Am nächsten Morgen - nicht ganz so früh zum Glück - führte uns unser Weg dann in die Nähe von Taumarunui, eine weitere Jagdveranstaltung. Hier war es sehr nett. Schlammig, oh Überraschung, aber die Sonne schien und es war sehr schön warm!



Es gab Hügel, den ich mit den Kindern erklommen hab (für die Kleinen ein richtiger Berg!), einen Bach zum Spielen und einen Wald. Und Millionen von Spinnennetzen, die nass in der Sonne geglitzert haben. Ist leider auf dem Foto nicht cool, also überlass ich den glitzernden Wald der Phantasie des Lesers.
Nach der Jagd ging es dann zurück in meinen Lieblingsort Sanson...Jaja...da sollte der Truck dann repariert und geparkt werden.
Wie immer ist in Sanson nicht viel passiert. Wir haben ein paar Bier getrunken, über dies und das gequatscht. Ich war mit den Kindern noch in einem dieser Kindererlebnisparks, wo sie nochmal toben konnten und so. Dann war auch der Zeitpunkt des Abschieds gekommen. Schade, jaja, so geht eine kleine Ära zu Ende und eine neue beginnt...
Ihr Lieben, ich werd euch vermissen.

Für mich geht es nun weiter nach Wanganui für ein paar Tage und dann auf nach Wellington, Rock Capital City!

Hier geht´s um die Wurst!

Zum Abschied dieses Kapitels noch eine meiner liebsten Anekdoten der Reise im Truck:
Der kulturelle und sprachliche Austausch von Flüchen und dummen Sprichwörtern gehört auf einer solchen Reise zu den naturgegebenen Dingen.
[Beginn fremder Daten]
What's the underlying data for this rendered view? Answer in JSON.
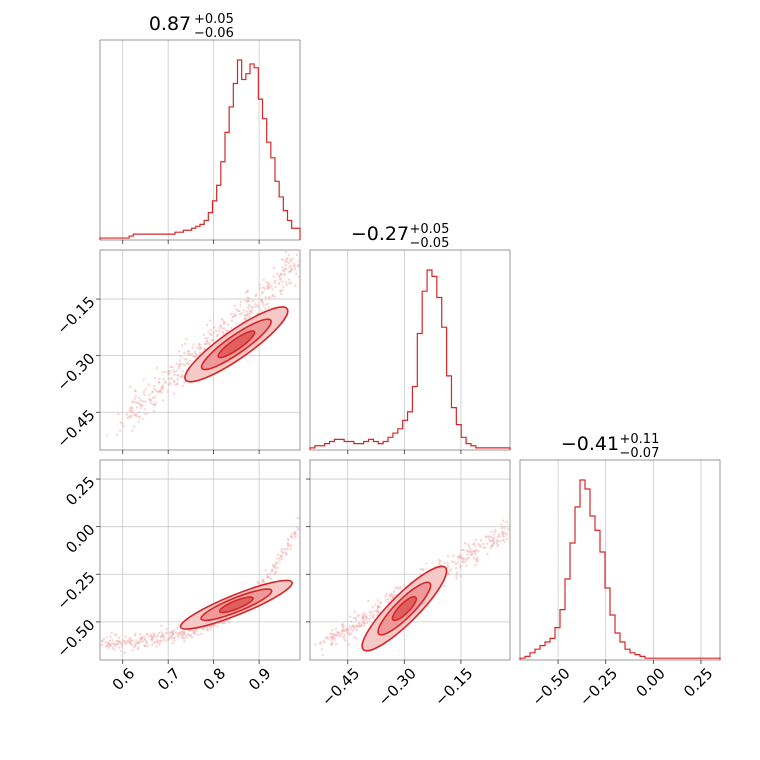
{
  "chart_data": {
    "type": "corner",
    "color": "#d62728",
    "parameters": [
      {
        "median": "0.87",
        "plus": "+0.05",
        "minus": "−0.06",
        "range": [
          0.55,
          0.99
        ],
        "ticks": [
          "0.6",
          "0.7",
          "0.8",
          "0.9"
        ],
        "tick_values": [
          0.6,
          0.7,
          0.8,
          0.9
        ]
      },
      {
        "median": "−0.27",
        "plus": "+0.05",
        "minus": "−0.05",
        "range": [
          -0.55,
          -0.02
        ],
        "ticks": [
          "−0.45",
          "−0.30",
          "−0.15"
        ],
        "tick_values": [
          -0.45,
          -0.3,
          -0.15
        ]
      },
      {
        "median": "−0.41",
        "plus": "+0.11",
        "minus": "−0.07",
        "range": [
          -0.7,
          0.35
        ],
        "ticks": [
          "−0.50",
          "−0.25",
          "0.00",
          "0.25"
        ],
        "tick_values": [
          -0.5,
          -0.25,
          0.0,
          0.25
        ]
      }
    ],
    "histograms": [
      {
        "param": 0,
        "heights": [
          1,
          1,
          1,
          1,
          1,
          1,
          1,
          2,
          3,
          3,
          3,
          3,
          3,
          3,
          3,
          3,
          3,
          3,
          4,
          4,
          5,
          5,
          6,
          7,
          8,
          10,
          14,
          20,
          28,
          40,
          55,
          68,
          80,
          92,
          82,
          85,
          90,
          88,
          72,
          62,
          50,
          42,
          30,
          22,
          15,
          10,
          6,
          6
        ]
      },
      {
        "param": 1,
        "heights": [
          1,
          2,
          2,
          3,
          4,
          5,
          5,
          4,
          4,
          3,
          3,
          4,
          5,
          4,
          3,
          4,
          6,
          8,
          10,
          14,
          18,
          30,
          55,
          75,
          85,
          82,
          72,
          58,
          35,
          20,
          12,
          6,
          3,
          2,
          1,
          1,
          1,
          1,
          1,
          1,
          1
        ]
      },
      {
        "param": 2,
        "heights": [
          1,
          2,
          4,
          6,
          8,
          10,
          12,
          18,
          28,
          45,
          65,
          85,
          100,
          95,
          80,
          72,
          60,
          40,
          25,
          15,
          10,
          6,
          4,
          3,
          2,
          1,
          1,
          1,
          1,
          1,
          1,
          1,
          1,
          1,
          1,
          1,
          1,
          1,
          1,
          1
        ]
      }
    ],
    "pairs": [
      {
        "x": 0,
        "y": 1,
        "center": [
          0.85,
          -0.27
        ]
      },
      {
        "x": 0,
        "y": 2,
        "center": [
          0.85,
          -0.41
        ]
      },
      {
        "x": 1,
        "y": 2,
        "center": [
          -0.3,
          -0.43
        ]
      }
    ]
  }
}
Nicht nur, um lange Fahrten im Truck unterhaltsamer zu machen, sondern natürlich (!) auch aus Interesse an der Kultur des jeweils anderen Volkes und so...
Neben der ein oder anderen mittelmäßig erheiternden Floskel sowie regulären Sprichwörtern und Redewendungen zur Steigerung des Sprachniveaus gab es natürlich auch die niveautechnischen Tiefpunkte, wenn nicht gar Abgründe.
Bei einer dieser Gelegenheiten zum Oberthema Männlein und Weiblein stellte ich J. die deutsche Umschreibung "ein Würstchen in den Hausflur werfen" aus der Kategorie "kurz, aber dafür schmal" vor.
Im Gegenzug lernte ich die ebenso wertvolle Redewendung "push a marshmallow into a coin slot" für den begattungswilligen, aber (temporär) unfähigen Mann, der nicht einsehen möchte, dass er seine Bemühungen irgendwann einstellen sollte.
Währenddessen wachte unbemerkt der Vierjährige auf und sagte in seiner kindlichen Unschuld voller Inbrunst: "Mummy, you know what? It MUST be possible to push a marshmallow into a coin slot! If I had to do that, I would just push as hard and as long as it takes to get that marshmallow into the coin slot!"


Ja, lustig war es...


Was passiert, wenn nach einer Abrissparty das Räumkommando am nächsten Tag einfach nicht auftaucht, dafür aber der Immobilienmakler, erfahrt ihr dann in der nächsten Folge....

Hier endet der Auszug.